I like (a lot of) music that takes its own sweet time.
I like (a lot of) music that makes you do the work; that refuses to meet you halfway – you do the work as the listener, you are required to bring something, some form of understanding.
This was the case for me when I got hooked on the Kate Bush albums.
Maybe I felt a similar way about The Blue Nile’s High (at the time) as I did about Kate Bush’s 50 Words For Snow when that was released.
Leonard Cohen, Kate Bush and The Blue Nile might not all be obvious bedfellows – then again they might be. Certainly they share a confidence and commitment in the writing – think what you want about the vocal stylings, the wafting passages of music, the fact that some of the musical arrangements are borderline-laconic – it all hangs (and hangs together) because of the writing – and for the writing.

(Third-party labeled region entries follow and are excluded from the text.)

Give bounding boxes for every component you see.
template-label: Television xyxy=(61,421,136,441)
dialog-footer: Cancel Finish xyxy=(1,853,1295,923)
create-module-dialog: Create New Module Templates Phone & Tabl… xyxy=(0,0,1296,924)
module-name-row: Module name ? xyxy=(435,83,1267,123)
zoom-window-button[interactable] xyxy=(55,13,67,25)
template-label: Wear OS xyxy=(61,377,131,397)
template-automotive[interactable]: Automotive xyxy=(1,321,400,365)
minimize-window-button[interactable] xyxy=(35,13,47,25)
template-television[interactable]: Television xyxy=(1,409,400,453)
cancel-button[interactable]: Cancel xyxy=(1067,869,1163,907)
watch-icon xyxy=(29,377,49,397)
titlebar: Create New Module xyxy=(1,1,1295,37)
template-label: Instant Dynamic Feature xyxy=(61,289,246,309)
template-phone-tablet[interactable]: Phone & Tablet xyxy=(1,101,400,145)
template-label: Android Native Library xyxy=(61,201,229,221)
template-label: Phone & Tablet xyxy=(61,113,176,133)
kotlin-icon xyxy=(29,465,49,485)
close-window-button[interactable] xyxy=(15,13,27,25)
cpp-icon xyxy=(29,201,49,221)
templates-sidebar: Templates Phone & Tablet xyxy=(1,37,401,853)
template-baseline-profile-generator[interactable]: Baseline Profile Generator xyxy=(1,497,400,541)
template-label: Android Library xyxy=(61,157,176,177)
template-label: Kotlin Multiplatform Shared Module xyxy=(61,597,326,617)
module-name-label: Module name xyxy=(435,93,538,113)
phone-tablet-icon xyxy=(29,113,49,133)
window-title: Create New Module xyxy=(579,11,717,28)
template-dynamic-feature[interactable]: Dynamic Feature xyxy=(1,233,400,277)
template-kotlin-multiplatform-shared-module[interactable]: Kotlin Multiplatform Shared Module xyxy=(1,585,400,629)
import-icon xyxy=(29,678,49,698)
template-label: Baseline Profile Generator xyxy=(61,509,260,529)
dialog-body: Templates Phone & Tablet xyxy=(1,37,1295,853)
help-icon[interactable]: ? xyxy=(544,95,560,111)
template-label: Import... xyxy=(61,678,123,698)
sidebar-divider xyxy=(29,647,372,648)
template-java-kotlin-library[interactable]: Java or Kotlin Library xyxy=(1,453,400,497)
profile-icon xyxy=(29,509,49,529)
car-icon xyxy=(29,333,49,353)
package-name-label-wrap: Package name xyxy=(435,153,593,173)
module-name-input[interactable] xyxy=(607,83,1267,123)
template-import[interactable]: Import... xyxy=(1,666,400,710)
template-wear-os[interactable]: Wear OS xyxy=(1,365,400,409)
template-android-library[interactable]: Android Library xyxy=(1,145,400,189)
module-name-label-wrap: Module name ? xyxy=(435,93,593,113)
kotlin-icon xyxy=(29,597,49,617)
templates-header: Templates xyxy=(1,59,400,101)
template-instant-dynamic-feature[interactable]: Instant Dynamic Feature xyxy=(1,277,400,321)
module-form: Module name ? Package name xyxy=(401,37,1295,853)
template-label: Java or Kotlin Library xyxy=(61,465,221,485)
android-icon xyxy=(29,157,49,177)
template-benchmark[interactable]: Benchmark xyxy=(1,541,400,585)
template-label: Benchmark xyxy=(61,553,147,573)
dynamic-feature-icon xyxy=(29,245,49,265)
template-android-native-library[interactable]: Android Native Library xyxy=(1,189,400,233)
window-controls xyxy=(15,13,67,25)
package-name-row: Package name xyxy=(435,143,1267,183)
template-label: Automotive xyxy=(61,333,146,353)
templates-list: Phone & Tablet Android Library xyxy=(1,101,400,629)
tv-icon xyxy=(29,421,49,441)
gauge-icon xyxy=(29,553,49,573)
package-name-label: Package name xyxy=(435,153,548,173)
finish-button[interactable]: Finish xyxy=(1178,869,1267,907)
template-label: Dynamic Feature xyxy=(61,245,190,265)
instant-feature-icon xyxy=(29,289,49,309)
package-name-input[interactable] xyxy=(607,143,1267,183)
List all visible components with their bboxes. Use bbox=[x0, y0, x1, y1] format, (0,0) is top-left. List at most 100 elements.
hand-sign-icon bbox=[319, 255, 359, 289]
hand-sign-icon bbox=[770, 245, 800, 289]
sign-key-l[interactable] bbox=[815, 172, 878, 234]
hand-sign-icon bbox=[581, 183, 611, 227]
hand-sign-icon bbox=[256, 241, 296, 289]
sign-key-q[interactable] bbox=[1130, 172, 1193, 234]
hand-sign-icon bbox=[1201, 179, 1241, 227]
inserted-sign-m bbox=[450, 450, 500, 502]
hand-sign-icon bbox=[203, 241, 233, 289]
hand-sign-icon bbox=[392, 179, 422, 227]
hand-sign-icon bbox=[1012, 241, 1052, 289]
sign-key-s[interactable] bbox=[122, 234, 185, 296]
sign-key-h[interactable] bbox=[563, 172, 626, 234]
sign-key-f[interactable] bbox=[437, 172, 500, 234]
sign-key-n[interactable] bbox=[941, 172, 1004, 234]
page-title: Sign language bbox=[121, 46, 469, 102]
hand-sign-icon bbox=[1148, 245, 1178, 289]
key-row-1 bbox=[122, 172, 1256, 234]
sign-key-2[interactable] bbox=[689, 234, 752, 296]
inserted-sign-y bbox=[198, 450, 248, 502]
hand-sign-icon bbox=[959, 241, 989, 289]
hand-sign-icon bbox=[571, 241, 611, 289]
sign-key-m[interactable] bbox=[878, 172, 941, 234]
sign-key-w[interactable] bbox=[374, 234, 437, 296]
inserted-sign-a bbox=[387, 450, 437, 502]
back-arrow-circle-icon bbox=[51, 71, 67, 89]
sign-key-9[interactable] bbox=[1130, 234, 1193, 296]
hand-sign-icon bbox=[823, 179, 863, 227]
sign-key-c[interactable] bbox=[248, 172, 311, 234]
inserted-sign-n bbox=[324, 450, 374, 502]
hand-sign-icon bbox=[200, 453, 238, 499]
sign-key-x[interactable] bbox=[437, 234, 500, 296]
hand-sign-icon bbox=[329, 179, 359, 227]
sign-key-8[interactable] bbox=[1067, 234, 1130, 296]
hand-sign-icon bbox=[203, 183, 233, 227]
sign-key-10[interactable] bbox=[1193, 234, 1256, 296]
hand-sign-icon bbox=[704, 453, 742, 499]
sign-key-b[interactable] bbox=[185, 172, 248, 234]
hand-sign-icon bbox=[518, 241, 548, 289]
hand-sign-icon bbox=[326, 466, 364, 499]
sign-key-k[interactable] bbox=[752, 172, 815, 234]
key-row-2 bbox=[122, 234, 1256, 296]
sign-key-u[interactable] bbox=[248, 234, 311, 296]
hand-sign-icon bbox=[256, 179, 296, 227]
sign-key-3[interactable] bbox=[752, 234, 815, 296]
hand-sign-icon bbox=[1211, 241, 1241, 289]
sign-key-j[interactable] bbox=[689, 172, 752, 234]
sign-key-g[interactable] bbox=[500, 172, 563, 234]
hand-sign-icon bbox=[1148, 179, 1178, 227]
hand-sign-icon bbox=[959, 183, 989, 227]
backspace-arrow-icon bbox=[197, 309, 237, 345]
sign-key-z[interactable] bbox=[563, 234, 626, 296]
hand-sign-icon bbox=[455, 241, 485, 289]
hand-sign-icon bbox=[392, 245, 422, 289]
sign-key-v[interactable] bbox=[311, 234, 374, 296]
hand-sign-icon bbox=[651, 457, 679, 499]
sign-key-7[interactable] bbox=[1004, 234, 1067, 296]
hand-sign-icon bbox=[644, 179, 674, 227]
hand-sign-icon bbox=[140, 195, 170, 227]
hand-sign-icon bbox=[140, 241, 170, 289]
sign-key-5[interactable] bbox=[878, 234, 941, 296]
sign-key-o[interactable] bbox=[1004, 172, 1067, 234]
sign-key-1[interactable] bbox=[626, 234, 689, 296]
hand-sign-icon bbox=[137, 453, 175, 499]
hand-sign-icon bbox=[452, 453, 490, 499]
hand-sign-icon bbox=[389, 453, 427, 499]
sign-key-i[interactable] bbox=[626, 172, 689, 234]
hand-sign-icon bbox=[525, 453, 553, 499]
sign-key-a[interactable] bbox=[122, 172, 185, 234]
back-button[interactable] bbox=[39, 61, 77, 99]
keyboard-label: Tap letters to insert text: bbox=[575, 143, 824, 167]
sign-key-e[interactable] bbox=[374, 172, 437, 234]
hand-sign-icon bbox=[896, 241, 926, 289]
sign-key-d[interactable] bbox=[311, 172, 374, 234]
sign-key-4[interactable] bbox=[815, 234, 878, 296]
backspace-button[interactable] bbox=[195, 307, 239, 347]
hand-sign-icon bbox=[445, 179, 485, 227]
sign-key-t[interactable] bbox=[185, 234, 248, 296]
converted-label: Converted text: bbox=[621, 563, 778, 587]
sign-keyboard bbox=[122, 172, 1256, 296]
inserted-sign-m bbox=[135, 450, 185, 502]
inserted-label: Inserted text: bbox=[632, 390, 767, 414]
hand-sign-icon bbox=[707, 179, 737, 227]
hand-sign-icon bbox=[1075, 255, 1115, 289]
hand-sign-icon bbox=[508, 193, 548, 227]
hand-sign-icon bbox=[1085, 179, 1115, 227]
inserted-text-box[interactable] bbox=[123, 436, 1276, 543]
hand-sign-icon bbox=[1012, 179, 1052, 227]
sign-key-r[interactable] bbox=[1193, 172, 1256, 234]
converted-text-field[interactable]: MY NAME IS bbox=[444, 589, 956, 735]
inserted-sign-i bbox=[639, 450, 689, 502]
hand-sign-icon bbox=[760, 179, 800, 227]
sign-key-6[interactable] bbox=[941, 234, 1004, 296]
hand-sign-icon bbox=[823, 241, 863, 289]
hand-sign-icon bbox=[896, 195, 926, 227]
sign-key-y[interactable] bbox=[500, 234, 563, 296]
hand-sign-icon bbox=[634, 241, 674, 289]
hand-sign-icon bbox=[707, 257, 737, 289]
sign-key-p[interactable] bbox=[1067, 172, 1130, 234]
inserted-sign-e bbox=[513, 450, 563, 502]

You listen to High by The Blue Nile and you hear a bunch of songs that would feel correct to experience at 3am whether you were the only person in the room, or if you were surrounded by some of your very best friends. Alone or in company – the loveliest sound as a happy, warm experience or as a sad and blue experience. Beautiful either way.
I remember thinking that when I first heard High. And every time since. The other Blue Nile albums (especially Hats and Rooftops) have something of that sound and mood too of course. But I heard it most (and best) with High. And that won’t change. I like that.
Can you think of an artist that you arrived at very late and it’s their most recent album that remains your favourite even if it did send you back to the earlier albums? You can like the early albums too, sure, but it’s that last album that you heard first that does the trick for you. There’s no need to rush. The good music will always be there to discover and fall in love with. And when you listen to anything by The Blue Nile you get the feeling that there’s no rush at all. I like that a lot.